Dr Chandrakant Lahariya, a physician and an epidemiologist said, "What we need to remember is that every new variant does not automatically becomes a concern. There would be regular emergence of SARS CoV2 variants for long. These should be tracked and genomic sequencing should be done but there is no logic in starting the discussion on new wave with report of every new variant."
"India is well past the major threat of severe impact of Covid. Disease has become endemic in the country and we should start handling and responding to SARS- CoV2 like any other viral disease," Dr Lahariya said.
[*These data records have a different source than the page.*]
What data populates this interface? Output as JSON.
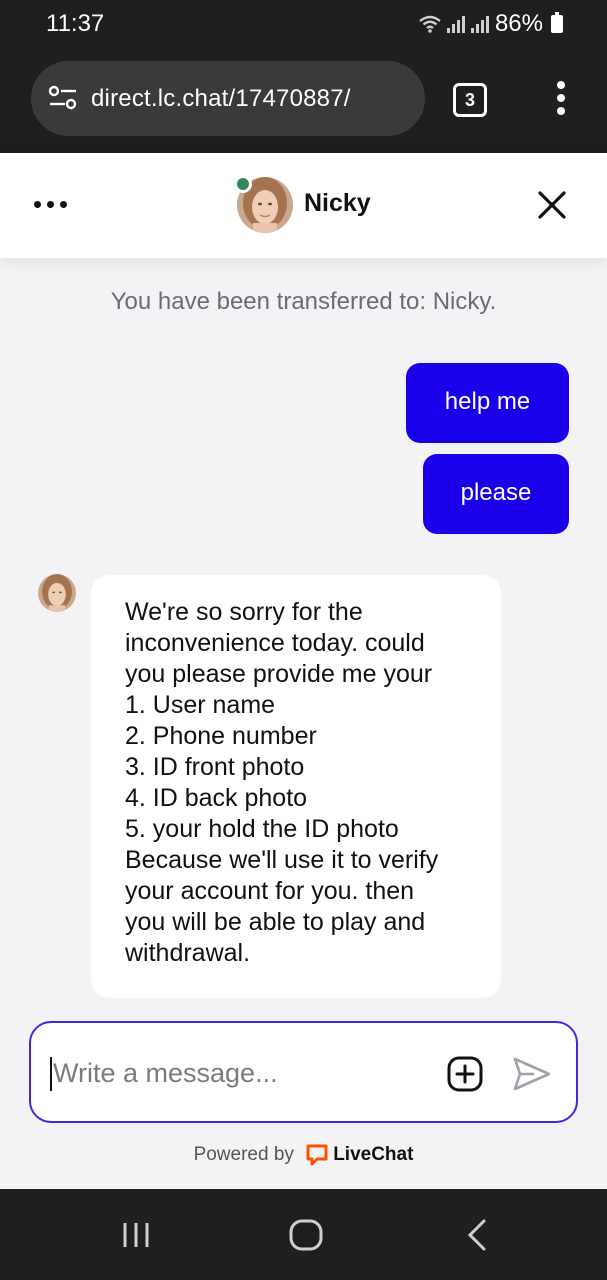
{
  "status_bar": {
    "time": "11:37",
    "battery": "86%"
  },
  "browser": {
    "url": "direct.lc.chat/17470887/",
    "tab_count": "3"
  },
  "chat_header": {
    "agent_name": "Nicky",
    "online_status_color": "#2e8b57"
  },
  "chat": {
    "system_note": "You have been transferred to: Nicky.",
    "outgoing_messages": [
      {
        "text": "help me"
      },
      {
        "text": "please"
      }
    ],
    "incoming_message_lines": [
      "We're so sorry for the",
      "inconvenience today. could",
      "you please provide me your",
      "1. User name",
      "2. Phone number",
      "3. ID front photo",
      "4. ID back photo",
      "5. your hold the ID photo",
      "Because we'll use it to verify",
      "your account for you. then",
      "you will be able to play and",
      "withdrawal."
    ],
    "outgoing_bubble_color": "#1a00e8"
  },
  "composer": {
    "placeholder": "Write a message...",
    "value": ""
  },
  "footer": {
    "powered_by": "Powered by",
    "brand": "LiveChat",
    "brand_color": "#ff5100"
  },
  "icons": {
    "more": "more-horizontal-icon",
    "close": "close-icon",
    "attach": "add-attachment-icon",
    "send": "send-icon",
    "site_info": "site-settings-icon",
    "browser_menu": "more-vertical-icon"
  }
}
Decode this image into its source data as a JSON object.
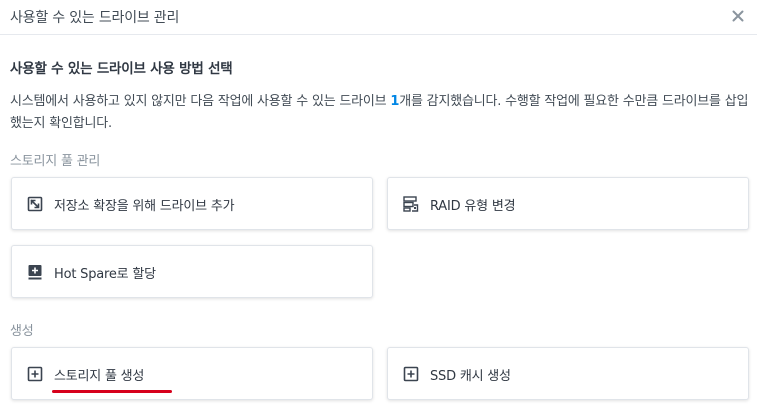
{
  "dialog": {
    "title": "사용할 수 있는 드라이브 관리",
    "close_label": "×"
  },
  "main": {
    "heading": "사용할 수 있는 드라이브 사용 방법 선택",
    "description_before": "시스템에서 사용하고 있지 않지만 다음 작업에 사용할 수 있는 드라이브 ",
    "drive_count": "1",
    "description_after": "개를 감지했습니다. 수행할 작업에 필요한 수만큼 드라이브를 삽입했는지 확인합니다.",
    "accent_color": "#0086e5"
  },
  "storage_pool_group": {
    "label": "스토리지 풀 관리",
    "cards": [
      {
        "label": "저장소 확장을 위해 드라이브 추가",
        "icon": "expand-icon"
      },
      {
        "label": "RAID 유형 변경",
        "icon": "raid-icon"
      },
      {
        "label": "Hot Spare로 할당",
        "icon": "hotspare-icon"
      }
    ]
  },
  "create_group": {
    "label": "생성",
    "cards": [
      {
        "label": "스토리지 풀 생성",
        "icon": "plus-box-icon",
        "highlighted": true,
        "highlight_color": "#d6001c"
      },
      {
        "label": "SSD 캐시 생성",
        "icon": "plus-box-icon"
      }
    ]
  }
}
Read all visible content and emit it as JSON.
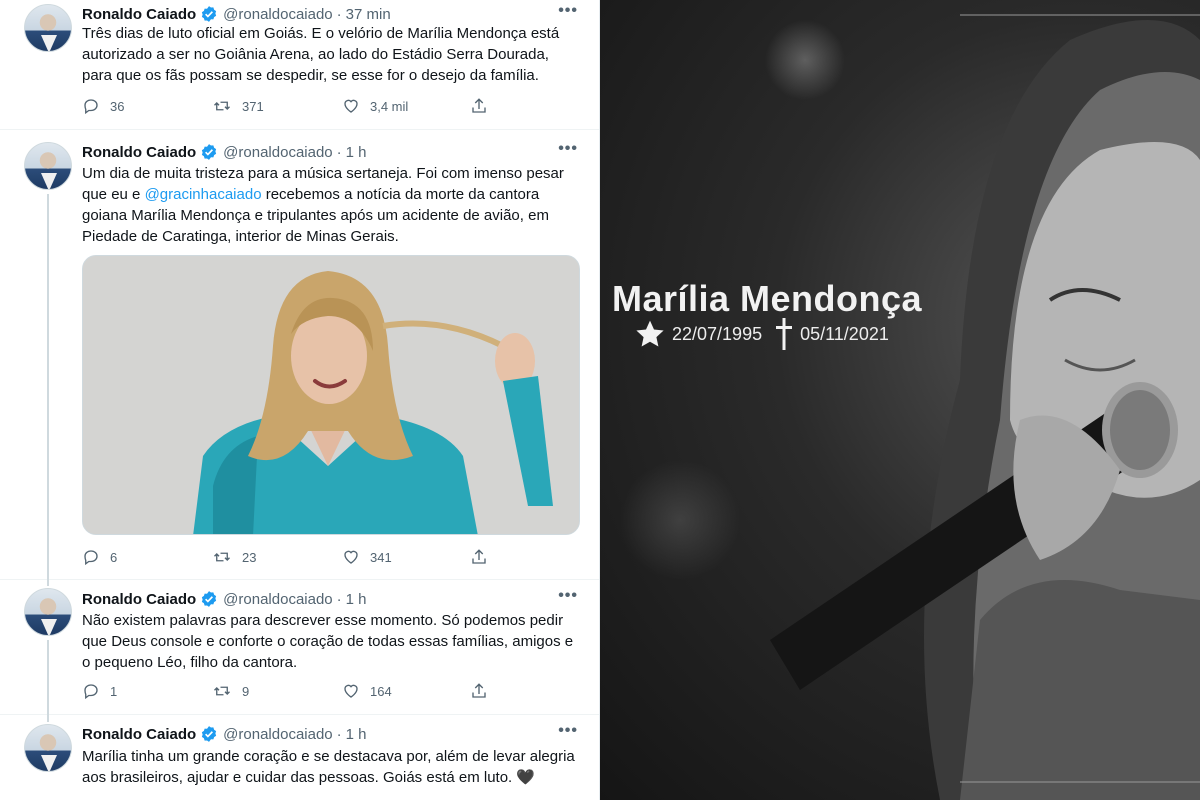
{
  "tweets": [
    {
      "name": "Ronaldo Caiado",
      "handle": "@ronaldocaiado",
      "time": "37 min",
      "text": "Três dias de luto oficial em Goiás. E o velório de Marília Mendonça está autorizado a ser no Goiânia Arena, ao lado do Estádio Serra Dourada, para que os fãs possam se despedir, se esse for o desejo da família.",
      "replies": "36",
      "retweets": "371",
      "likes": "3,4 mil"
    },
    {
      "name": "Ronaldo Caiado",
      "handle": "@ronaldocaiado",
      "time": "1 h",
      "text_before": "Um dia de muita tristeza para a música sertaneja. Foi com imenso pesar que eu e ",
      "mention": "@gracinhacaiado",
      "text_after": " recebemos a notícia da morte da cantora goiana Marília Mendonça e tripulantes após um acidente de avião, em Piedade de Caratinga, interior de Minas Gerais.",
      "replies": "6",
      "retweets": "23",
      "likes": "341"
    },
    {
      "name": "Ronaldo Caiado",
      "handle": "@ronaldocaiado",
      "time": "1 h",
      "text": "Não existem palavras para descrever esse momento. Só podemos pedir que Deus console e conforte o coração de todas essas famílias, amigos e o pequeno Léo, filho da cantora.",
      "replies": "1",
      "retweets": "9",
      "likes": "164"
    },
    {
      "name": "Ronaldo Caiado",
      "handle": "@ronaldocaiado",
      "time": "1 h",
      "text": "Marília tinha um grande coração e se destacava por, além de levar alegria aos brasileiros, ajudar e cuidar das pessoas. Goiás está em luto. 🖤"
    }
  ],
  "separator": "·",
  "memorial": {
    "name": "Marília Mendonça",
    "born": "22/07/1995",
    "died": "05/11/2021"
  },
  "icons": {
    "verified": "verified-badge-icon",
    "more": "more-options-icon",
    "reply": "reply-icon",
    "retweet": "retweet-icon",
    "like": "heart-icon",
    "share": "share-icon",
    "star": "star-icon",
    "cross": "cross-icon"
  },
  "colors": {
    "accent": "#1d9bf0",
    "muted": "#536471",
    "text": "#0f1419"
  }
}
According to National Technical Advisory Group on Immunisation (NTAGI) chief, Dr N K Arora it has been one year since Omicron was first described as a variant of concern and since then there has been over 70 sub lineages.
In the last nine to ten months, hospitalisation and deaths have not increased in India despite dynamic changes in the proportion of Omicron sub lineages across the country.
Almost every sub lineage described anywhere in the world is also circulating in India without an increase in severe Covid cases.
"Due to widespread Covid vaccination coverage and natural infection, we are in a relatively safe and comfortable situation as far as the pandemic is concerned. However, Covid is very much around us and we need to be careful lest the community is surprised with a severe disease causing Covid variant," Dr Arora said.
An infection is said to be endemic in a population when that infection is constantly maintained at a baseline level in a geographic area without external inputs.
The daily coronavirus cases in the country have been below 3,000 for the last 27 days, while the deaths have been below ten for the last 22 days.